Malang,my first day in wonderful
August.
Alhamdulillah,
kata-kata pertama yang ingin terucap ketika mata kembali menatap hangatnya rona
indah ciptaan Robbul Izzati yang membuat terlena. Serasa jiwa tak ingin
terlepas dari janji kedamaian. Janji yang jelas dan pasti akan kebenarannya,janji
yang jelas siapa yang menjanjikannya, janji yang nyata dari beribu-ribu
peliknya maya. Pagi ini, dalam ku hirup ketenangannya tanpa ingin seorangpun
meniadakan.
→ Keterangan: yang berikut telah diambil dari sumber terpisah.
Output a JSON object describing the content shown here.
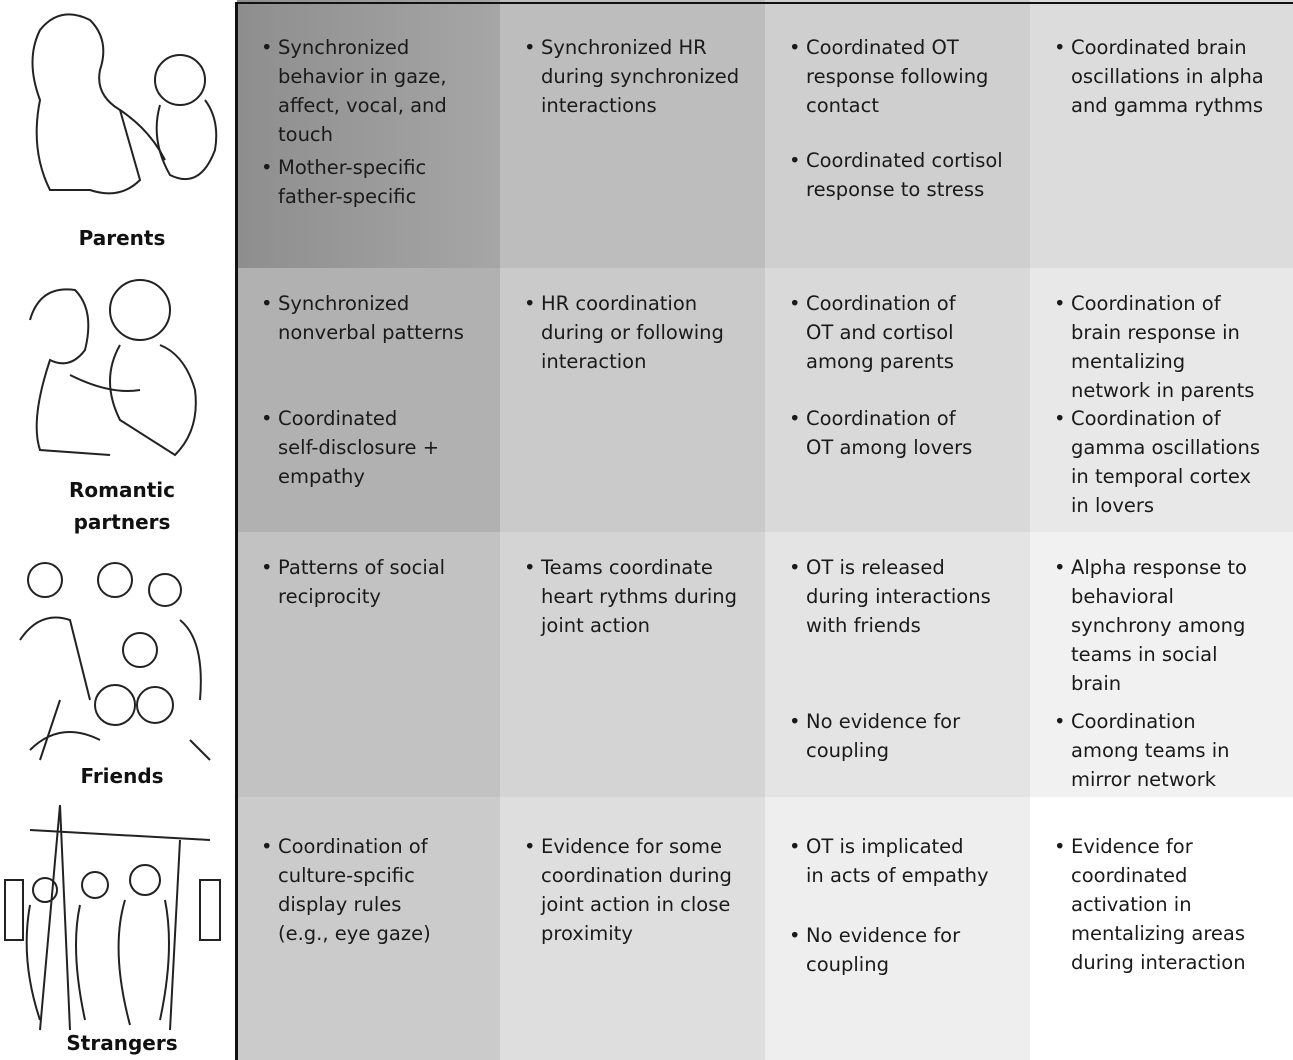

Jendela di losmen kecil pinggiran kota ini terbuka lebar, lebar
sekali. Sengaja aku lakukan untuk mengecilkan jarakku dengan bukti agung
ciptaanNya. Semerbak keharuman dan kesejukan entah darimana asalnya, mungkin
Tuhan pun sedang membuka jendela syurganya, sehingga serpihan sejuk dan
segarnya bisa aku rasa.
Separuh ramadhan
terlewat, bahkan hari kemenangan semakin dekat. Cepat sekali, pikirku. Baru kemarin
aku merindukannya. Baru kemarin aku menunggu-nunggu damai dalam harinya. Rahmat
dalam setiap waktunya,ampunan yang melimpah ruah, suasana sederhana tapi sebenarnya
megah. Kemenangan, bukan aku tak merindukannya. Hanya saja, bulan sebelumnya
begitu menyenangkan. Begitu menjanjikan.
Pagi ku di
hari kerja terakhir sebelum libur, libur sebelum lebaran kata orang. Lama sekali
aku menunggu hari ini. Sebenarnya lebih tepat menunggu hari setelah hari ini. Ah
tidak, bisa jadi aku menunggu apa yang akan aku lakukan di hari setelah hari
ini. Rasanya, rindu ini meruak di dalam dada. Menyisakan sesak yang tak bisa
aku tahu apa obatnya. Aku rindu, rindu sekali. Rindu akan suasana di sana. Tempat
dimana sebagian besar cerita masa kecilku tercipta. Tempat dimana seluruh
orang-orangnya selalu melindungiku dari sengat dunia. Tempat dimana dua sosok
hebat itu merangkulku hingga aku menjadi dewasa.
Hari ini, aku
menulis lagi. Sesuatu membuat jemariku kembali bergerak menuliskan sepenggal
cerita. Ini bukanlah sebuah hal yang pantas diberi perhatian lebih, ini hanya
serpihan cerita yang mungkin suatu hari nanti bisa aku baca ulang,dan berulang
kali. Hingga aku akan tersenyum sendiri mengingat apa yang aku tulis hari ini. Terima
kasih kamu, membuat aku ingin bercerita lagi. J
Kembali pada
hari ini, ya di hari ini. Hari ini, seperti biasa kuawali hari. Ramadhan disini
membuatku rindu, rindu kehangatan suasana masa kecilku. Perlahan folder cerita
ku terbuka,terpampang siluet-siluet merangkai indah sebuah cerita. Menyeruak kisah-kisah
manis nan lucu. Ah tidak tidak, tidak hanya itu. Banyak cerita duka terselip
sebenarnya. Hanya saja, aku ingin mengingat yang indah-indah saja. Hehehe. Usiaku
saat ini sudah 20 tahun. Ya kepala dua ya. Sudah tua dan berumur rupanya. Hehehe.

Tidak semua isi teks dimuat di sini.